The massive floating art installation, which made headlines after it was destroyed on Rikers Island two years ago, finally made its long-overdue trip to northern Manhattan Wednesday.

Dozens of curious residents looked on as the dome — a 24-foot diameter sphere made of recycled umbrella frames and soda bottles — was installed at the inlet near the Inwood Hill Park Nature Center over the course of several hours Wednesday afternoon.

Resident Ruel Mckenzie marveled as he watched the dome unload from a barge near the park peninsula.

"It's actually really cool. It'll bring a lot of people up here," the 29-year-old said.

"It's a fantastic way to bring art to northern Manhattan," added Karin Dando-Haenisch, who followed the development of the project since 2011.

The dome is the work of architects Amanda Schachter and Alexander Levi of SLO Architecture. A dome was originally scheduled to be installed in the park back in October 2011, but the project was destroyed by Department of Correction officers after it floated over to Rikers Island.

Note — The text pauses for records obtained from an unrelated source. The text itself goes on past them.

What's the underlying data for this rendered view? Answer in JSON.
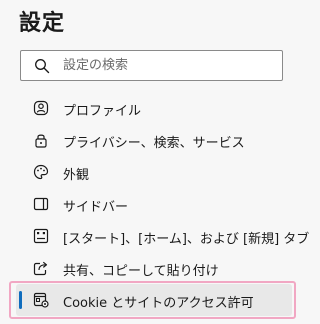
{
  "page": {
    "title": "設定"
  },
  "search": {
    "placeholder": "設定の検索",
    "icon": "search-icon"
  },
  "nav": {
    "items": [
      {
        "label": "プロファイル",
        "icon": "profile-icon"
      },
      {
        "label": "プライバシー、検索、サービス",
        "icon": "lock-icon"
      },
      {
        "label": "外観",
        "icon": "palette-icon"
      },
      {
        "label": "サイドバー",
        "icon": "sidebar-icon"
      },
      {
        "label": "[スタート]、[ホーム]、および [新規] タブ",
        "icon": "start-home-icon"
      },
      {
        "label": "共有、コピーして貼り付け",
        "icon": "share-icon"
      },
      {
        "label": "Cookie とサイトのアクセス許可",
        "icon": "cookie-permissions-icon",
        "selected": true
      }
    ]
  },
  "colors": {
    "accent": "#0f6cbd",
    "selected_bg": "#e8e8e8",
    "highlight_frame": "#f1a7c3"
  }
}
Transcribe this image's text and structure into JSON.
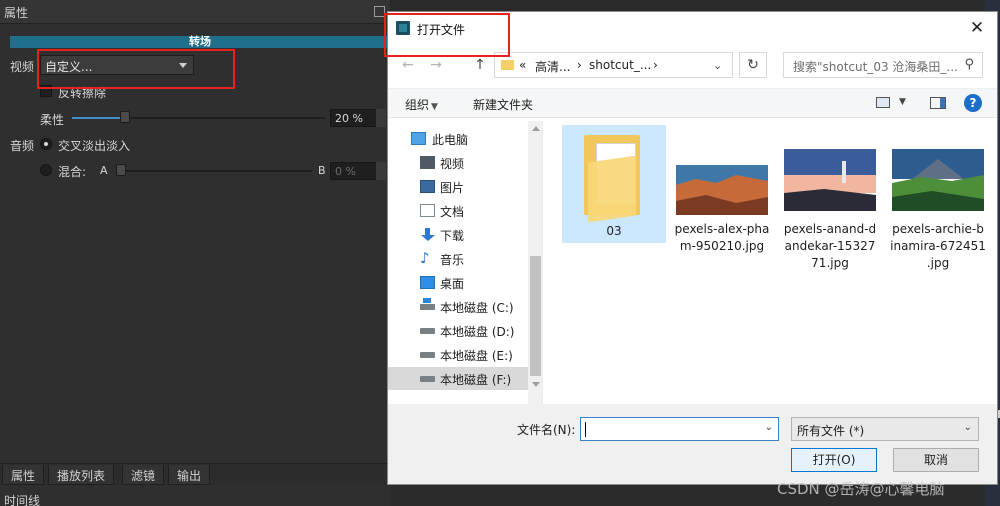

The architects regrouped, raising more than $7,000 on Kickstarter to create a second dome, which was built in the Brooklyn Navy Yards in July. Schachter and Levi insisted they learned their lessons from last time; where as the first dome was brought in by canoes that were forced to travel in the rain, the architects had a three-day window in which to transport the second dome.

Once Wednesday was selected as the installation day — due to weather and tide conditions, Schachter said — the dome was brought up the East and Harlem Rivers into Inwood Hill Park, where it was put into place by members of the Inwood Canoe Club.

"It was fun to see the United Nations from the other side," Schachter said of the trip. "People were waving at us."

But Wednesday's event wasn't without problems. Progress on the dome's installation nearly ground to halt after one of the canoe club members suffered a seizure on site. Paramedics, police and firefighters responded to the scene, and the woman — who was able to walk off under her own power and initially refused medical attention — was taken to the Allen Pavilion for treatment. The woman is in good condition, Canoe Club secretary Kevin McKeon told DNAinfo New York Thursday morning.

The dome will be on display in Inwood Hill Park for one month.